Day 5 – 5th September 2014

Post a picture of your classroom and describe what you see – and what you don’t see that you’d like to.

There are some lovely questions in this 30 day blogging challenge from @teachthought – and some where I think, ouch!  You assume I’m a school-teacher!  So of course my mind is running along these lines, about the invisibility of further education teaching, about the artificial silos which divide and diminish our profession.

I’m pulling myself back to ‘place’, one of the Ten Components of a Thinking Environment.  Place matters, says Nancy Kline, because it says back to you that YOU matter.  Place certainly matters to those who study at Northern College.  It matters to those of us who

Staff celebrating the 2014 Ofsted result outside the Old Library.
Staff celebrating the 2014 Ofsted result outside the Old Library.

work there, even if they are heritage philistines like me!  We’d miss the grand old house if it was gone.  The place is the star; it impresses all who visit. Somehow, for somewhere so grand, it provides a welcome which is warmly genuine and a reputation for academic excellence which is growing in reach. I say ‘it’ and yet that’s one of the things that annoys me about working there, successes being seen as somehow innate to somewhere so beautiful, to the bricks and mortar, rather than the graft of those individuals on its staff.  And yet…argue as I might, there is something about the spirit of the place, something in its very substance, that inspires us all.

That’s what I’d like to try and capture this morning, as I potter around the kitchen on an autumny day.  As I take the teacher education programme more and more online, with enthusiasm, how can I ensure that the spirit of Northern College is transmitted to those digital spaces? 

What is the Northern College spirit?  Above all, it’s innately political, exemplified by the oppressive history of a building funded by (different kinds of) slavery now existing for the purpose of transformational education.  The College’s political traditions attract many of our students, particularly those on Trade Union and political studies programmes, but these are by no means in a majority, these days.  Many of the people who come through the door would describe themselves as ‘not political’ (representative, in my view, of a depoliticised working class, but don’t get me started).  And yet they can easily see the irony of the grand house being ‘theirs’.  Our job – if we don’t shirk it – is to get them seeing how this is in itself a political transformation and one full of hope.

But I have a challenge to that.  The Northern College was founded in 1978 by movers and shakers (all men, I think #justsaying) from the Trade Union and Labour movements in West and South Yorkshire.  I honour them and nothing which follows diminishes that for me but we are in a changing world and one in which it’s possible that traditional identity politics doesn’t have all the answers.   Geographically, we draw many students from surrounding Labour “heartlands”; these are also areas with low political engagement, high cynicism, lack of political aspiration and faith.  And yet one of the slightly more forgotten traditions of Northern College is the space and facilitation we’ve provided to community activists down the years, to organise, plan and challenge their campaigns.  Not all of these people would have described themselves in traditional political terms (some would); indeed, community activism was sometimes seen as an alternative to ‘Political’ engagement.

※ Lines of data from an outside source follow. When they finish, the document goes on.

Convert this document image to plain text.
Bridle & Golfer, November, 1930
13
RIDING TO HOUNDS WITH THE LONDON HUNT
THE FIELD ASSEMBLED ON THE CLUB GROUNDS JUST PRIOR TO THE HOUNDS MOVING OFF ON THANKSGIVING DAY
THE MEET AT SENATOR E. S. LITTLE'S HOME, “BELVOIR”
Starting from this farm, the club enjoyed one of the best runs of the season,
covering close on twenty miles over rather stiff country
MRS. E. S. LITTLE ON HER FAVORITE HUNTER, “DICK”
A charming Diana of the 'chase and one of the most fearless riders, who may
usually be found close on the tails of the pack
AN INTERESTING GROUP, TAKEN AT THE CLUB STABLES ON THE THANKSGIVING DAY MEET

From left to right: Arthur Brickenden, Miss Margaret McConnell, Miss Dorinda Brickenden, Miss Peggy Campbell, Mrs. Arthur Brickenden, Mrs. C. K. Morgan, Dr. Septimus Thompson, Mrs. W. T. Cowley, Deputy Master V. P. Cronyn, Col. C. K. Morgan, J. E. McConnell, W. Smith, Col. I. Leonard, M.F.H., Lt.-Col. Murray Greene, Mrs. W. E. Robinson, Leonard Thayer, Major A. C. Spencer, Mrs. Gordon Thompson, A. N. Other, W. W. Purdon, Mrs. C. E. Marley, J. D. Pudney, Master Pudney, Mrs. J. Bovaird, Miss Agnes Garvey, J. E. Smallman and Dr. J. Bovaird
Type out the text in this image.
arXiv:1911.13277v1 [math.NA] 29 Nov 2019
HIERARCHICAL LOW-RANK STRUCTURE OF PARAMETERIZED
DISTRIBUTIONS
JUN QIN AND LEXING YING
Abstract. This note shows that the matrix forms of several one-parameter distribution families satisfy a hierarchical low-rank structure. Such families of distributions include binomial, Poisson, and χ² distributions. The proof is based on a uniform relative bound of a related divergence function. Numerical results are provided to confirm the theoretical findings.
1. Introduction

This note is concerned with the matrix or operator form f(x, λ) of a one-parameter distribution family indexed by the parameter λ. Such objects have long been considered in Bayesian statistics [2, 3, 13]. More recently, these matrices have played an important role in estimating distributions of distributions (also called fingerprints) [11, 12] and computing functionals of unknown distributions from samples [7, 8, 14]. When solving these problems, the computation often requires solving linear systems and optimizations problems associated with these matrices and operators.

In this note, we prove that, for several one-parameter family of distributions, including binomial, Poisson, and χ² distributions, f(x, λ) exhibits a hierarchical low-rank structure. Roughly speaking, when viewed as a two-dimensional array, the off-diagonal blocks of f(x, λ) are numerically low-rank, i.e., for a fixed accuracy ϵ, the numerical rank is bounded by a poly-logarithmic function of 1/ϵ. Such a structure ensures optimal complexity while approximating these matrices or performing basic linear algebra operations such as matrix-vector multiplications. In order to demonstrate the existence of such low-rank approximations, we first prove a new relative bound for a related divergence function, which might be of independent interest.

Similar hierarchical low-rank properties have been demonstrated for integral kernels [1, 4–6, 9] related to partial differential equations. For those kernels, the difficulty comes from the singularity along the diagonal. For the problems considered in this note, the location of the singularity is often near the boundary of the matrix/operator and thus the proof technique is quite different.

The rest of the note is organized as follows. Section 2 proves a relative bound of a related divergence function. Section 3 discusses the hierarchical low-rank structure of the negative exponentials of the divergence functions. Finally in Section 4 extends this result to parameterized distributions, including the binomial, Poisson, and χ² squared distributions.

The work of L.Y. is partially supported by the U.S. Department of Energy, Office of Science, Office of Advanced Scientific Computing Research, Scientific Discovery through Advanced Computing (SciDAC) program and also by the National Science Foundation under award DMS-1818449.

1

As social media increasingly provides a vehicle for social change (including campaigning against its own containment) we can take these values of change, transformation and growth into the work we do online, deepening the explication of values through the sort of easeful reflexion that rarely happens in the buzz of the classroom.   We can use our online work to change things, and to support one another when we try to change things in more physical ways.

If you’re feeling squirmy around this, ask yourself what you’re assuming.  Most of the people we encounter buy into our message of social purpose education, of individual and community transformation, of education for social change.  This is out there – and it’s inescapably political.  Not party political, but world-changingly political.  And I’m wondering if the constant pull I sense, towards emphasising our work around individual transformation is sometimes, perhaps unwittingly (perhaps not) about diminishing the work we do with the collective, the potentially powerful transformation of communities, which is not safely contained in stories of individual achievement.

All that from a question about the ‘classroom’.  What do you think?